READERS GUIDE
Questions and Topics for Discussion
INTRODUCTION
Roddy Doyle’s eight novels have established him as one of the best-loved chroniclers of the contemporary Irish experience. The toughness and charm of his characters in the face of poverty, domestic abuse, and the weight of stifling social norms have won him millions of readers around the world and have spawned three highly acclaimed films. The Deportees and Other Stories continues his winning streak in writing perceptive, poignant, and funny fiction about Ireland. For all the familiarity of Doyle’s voice and setting, however, The Deportees represents a break from his past fiction in two significant respects: the structure of the book, and the social demography of his subjects.
The Deportees is Doyle’s first collection of short stories. While his previous novels have traced the misadventures of a single character within a teeming social milieu, each of the eight stories in The Deportees has a different protagonist. What’s more, most of the stories were written in eight-hundred-word installments for serial publication in the monthly periodical Metro Eireann. These segments—six to fifteen in number, depending on the length of the story; sometimes titled, sometimes not—give the stories a pleasing built-in momentum, with a quick turnaround or mini-climax punctuating the narrative every couple of pages or so, tugging the reader along.
The second, equally obvious departure marked by The Deportees and Other Stories concerns the ethnicity of its primary characters. With two exceptions, every story in the book prominently features characters who are immigrants or expatriates or both—four of them, specifically, from Africa. Doyle writes in his introduction that “one in every ten people living in Ireland wasn’t born here” (xiii), and that this nation-changing influx came on startlingly quickly: “I went to bed in one country and woke up in a different one” (xi). Against this roiling backdrop of change, tension, confrontation, paranoia, and acceptance, of black men and women coming to live and work in one of the oldest, most tradition-bound nations in Europe, Doyle constructs these cunning, twisty tales, playing off the reader’s embedded expectations and stereotypes like a maestro.

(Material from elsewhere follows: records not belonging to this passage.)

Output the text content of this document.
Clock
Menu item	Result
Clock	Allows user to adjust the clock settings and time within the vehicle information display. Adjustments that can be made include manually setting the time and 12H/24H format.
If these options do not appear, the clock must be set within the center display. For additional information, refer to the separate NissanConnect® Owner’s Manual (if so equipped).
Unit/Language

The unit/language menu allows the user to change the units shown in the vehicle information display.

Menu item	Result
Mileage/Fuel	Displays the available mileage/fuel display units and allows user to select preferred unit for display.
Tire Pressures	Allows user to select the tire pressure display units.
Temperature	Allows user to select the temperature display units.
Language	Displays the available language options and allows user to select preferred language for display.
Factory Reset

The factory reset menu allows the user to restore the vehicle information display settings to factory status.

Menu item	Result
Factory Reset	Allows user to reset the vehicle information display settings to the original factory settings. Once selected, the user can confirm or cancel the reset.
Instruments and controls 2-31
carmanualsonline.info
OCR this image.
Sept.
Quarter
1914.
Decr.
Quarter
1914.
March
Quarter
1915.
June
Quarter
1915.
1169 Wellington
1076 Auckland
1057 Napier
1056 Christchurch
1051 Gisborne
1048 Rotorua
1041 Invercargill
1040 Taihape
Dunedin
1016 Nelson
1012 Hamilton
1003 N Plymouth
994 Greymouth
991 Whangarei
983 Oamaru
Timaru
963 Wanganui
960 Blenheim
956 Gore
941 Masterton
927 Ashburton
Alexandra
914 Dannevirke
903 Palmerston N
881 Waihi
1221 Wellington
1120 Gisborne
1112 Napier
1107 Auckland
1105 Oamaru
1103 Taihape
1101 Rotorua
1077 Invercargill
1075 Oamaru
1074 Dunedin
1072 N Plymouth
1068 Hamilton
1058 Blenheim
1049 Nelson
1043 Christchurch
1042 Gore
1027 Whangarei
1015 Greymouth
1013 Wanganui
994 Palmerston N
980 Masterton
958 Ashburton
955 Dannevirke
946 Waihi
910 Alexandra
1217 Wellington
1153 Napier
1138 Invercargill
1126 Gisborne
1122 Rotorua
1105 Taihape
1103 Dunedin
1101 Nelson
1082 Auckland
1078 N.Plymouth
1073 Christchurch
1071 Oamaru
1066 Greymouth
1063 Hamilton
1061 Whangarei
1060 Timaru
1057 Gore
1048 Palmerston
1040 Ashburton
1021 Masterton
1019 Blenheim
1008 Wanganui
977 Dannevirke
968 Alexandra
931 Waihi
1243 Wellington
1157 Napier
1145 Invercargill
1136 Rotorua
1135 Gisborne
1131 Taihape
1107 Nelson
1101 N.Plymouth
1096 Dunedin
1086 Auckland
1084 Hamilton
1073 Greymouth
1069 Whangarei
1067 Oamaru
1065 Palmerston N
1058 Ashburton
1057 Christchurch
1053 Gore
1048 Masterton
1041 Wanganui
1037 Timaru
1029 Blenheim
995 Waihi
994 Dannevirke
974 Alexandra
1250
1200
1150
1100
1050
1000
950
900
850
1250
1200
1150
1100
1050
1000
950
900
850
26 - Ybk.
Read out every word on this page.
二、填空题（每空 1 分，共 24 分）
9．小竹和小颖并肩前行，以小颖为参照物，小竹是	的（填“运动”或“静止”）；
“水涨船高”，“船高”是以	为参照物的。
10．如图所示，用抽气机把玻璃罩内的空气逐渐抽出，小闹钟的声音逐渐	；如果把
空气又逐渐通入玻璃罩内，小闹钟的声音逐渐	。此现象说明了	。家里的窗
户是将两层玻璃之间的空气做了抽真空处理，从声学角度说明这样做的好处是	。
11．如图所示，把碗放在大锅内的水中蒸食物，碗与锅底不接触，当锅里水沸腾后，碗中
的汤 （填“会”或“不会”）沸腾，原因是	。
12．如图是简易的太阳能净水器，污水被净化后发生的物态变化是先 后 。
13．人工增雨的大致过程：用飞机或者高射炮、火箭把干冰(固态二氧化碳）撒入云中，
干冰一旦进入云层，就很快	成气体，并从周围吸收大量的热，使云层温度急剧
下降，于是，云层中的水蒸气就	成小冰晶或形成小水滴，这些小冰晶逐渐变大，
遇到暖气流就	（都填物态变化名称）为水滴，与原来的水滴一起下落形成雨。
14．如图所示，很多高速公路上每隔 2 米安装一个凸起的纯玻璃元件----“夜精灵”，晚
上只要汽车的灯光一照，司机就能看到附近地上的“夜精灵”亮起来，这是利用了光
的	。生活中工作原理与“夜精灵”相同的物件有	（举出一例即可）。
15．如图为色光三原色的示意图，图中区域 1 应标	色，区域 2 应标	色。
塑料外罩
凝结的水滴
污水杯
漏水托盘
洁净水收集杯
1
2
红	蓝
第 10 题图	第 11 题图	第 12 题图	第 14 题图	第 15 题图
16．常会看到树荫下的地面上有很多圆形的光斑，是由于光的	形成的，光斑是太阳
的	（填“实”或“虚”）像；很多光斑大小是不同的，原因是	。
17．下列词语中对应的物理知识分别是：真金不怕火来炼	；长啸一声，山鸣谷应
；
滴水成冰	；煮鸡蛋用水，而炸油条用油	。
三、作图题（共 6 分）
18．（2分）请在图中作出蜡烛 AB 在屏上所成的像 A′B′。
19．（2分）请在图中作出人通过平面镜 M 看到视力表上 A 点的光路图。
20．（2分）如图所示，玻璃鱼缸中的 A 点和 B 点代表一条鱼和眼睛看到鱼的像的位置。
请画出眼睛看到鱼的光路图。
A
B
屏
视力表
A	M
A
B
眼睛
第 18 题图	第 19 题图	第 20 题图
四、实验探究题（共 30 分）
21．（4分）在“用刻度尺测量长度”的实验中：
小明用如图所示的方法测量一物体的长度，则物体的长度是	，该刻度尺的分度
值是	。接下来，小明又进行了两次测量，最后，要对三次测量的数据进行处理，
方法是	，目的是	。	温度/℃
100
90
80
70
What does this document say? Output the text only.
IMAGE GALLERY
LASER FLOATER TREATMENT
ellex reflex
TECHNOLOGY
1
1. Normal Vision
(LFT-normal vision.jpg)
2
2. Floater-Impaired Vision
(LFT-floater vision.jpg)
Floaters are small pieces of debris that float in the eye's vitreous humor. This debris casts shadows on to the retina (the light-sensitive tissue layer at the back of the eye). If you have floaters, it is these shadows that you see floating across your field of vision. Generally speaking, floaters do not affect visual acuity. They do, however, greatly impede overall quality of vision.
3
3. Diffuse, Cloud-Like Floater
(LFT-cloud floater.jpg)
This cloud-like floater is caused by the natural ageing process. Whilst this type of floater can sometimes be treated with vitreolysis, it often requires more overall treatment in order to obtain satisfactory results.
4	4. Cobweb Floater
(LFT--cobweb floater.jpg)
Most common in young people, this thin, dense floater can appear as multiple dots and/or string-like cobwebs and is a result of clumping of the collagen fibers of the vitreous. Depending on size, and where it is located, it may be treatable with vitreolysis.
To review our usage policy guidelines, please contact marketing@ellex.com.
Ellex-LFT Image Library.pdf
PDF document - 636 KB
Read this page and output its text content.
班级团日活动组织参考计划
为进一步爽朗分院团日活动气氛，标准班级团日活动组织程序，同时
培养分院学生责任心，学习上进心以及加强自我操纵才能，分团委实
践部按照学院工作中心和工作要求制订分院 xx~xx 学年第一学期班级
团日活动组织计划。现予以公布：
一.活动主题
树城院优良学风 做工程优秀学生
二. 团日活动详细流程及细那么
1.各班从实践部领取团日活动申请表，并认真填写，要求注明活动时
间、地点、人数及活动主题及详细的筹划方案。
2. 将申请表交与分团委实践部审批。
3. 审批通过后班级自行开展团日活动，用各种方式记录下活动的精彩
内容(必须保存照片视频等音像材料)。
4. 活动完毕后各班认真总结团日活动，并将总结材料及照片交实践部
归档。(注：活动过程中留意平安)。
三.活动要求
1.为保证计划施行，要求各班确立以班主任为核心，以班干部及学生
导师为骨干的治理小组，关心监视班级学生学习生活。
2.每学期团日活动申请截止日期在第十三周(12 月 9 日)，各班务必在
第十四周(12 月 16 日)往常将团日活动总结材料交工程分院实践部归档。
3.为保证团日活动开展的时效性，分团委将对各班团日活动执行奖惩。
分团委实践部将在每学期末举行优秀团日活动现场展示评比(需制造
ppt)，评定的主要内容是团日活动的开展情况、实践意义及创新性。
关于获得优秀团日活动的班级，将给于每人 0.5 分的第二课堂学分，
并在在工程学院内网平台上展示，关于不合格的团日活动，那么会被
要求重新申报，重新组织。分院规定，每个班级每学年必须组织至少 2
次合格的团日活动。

In these days of globalization and terrorism, with venomous debates over immigration and identity, The Deportees has explicit relevance. Speaking of contemporary fiction as having a “message” is, of course, considered ridiculously unfashionable and grade schoolish; yet these stories are so unexpected in their turns toward the accidentally humane, so humble and cheering in their humor and small decencies, that one cannot help but feel that the simple act of reading them is somehow bearing witness to the possibility of a saner, freer world. Doyle has a clear eye, and is unafraid. Those are especially valuable traits for a writer, so far, in this still-new century.
ABOUT RODDY DOYLE
Roddy Doyle was born in Dublin in 1958 and attended University College, Dublin, before becoming a teacher in Kilbarrack, North Dublin. He has written eight novels, including Paddy Clarke Ha Ha Ha, which won the Man Booker Prize in 1993. Each of the books in his Barrytown trilogy has been made into a successful film, with Doyle doing the screen adaptations himself. He has also written several stage plays and books for children and young adults. He lives in Dublin, Ireland.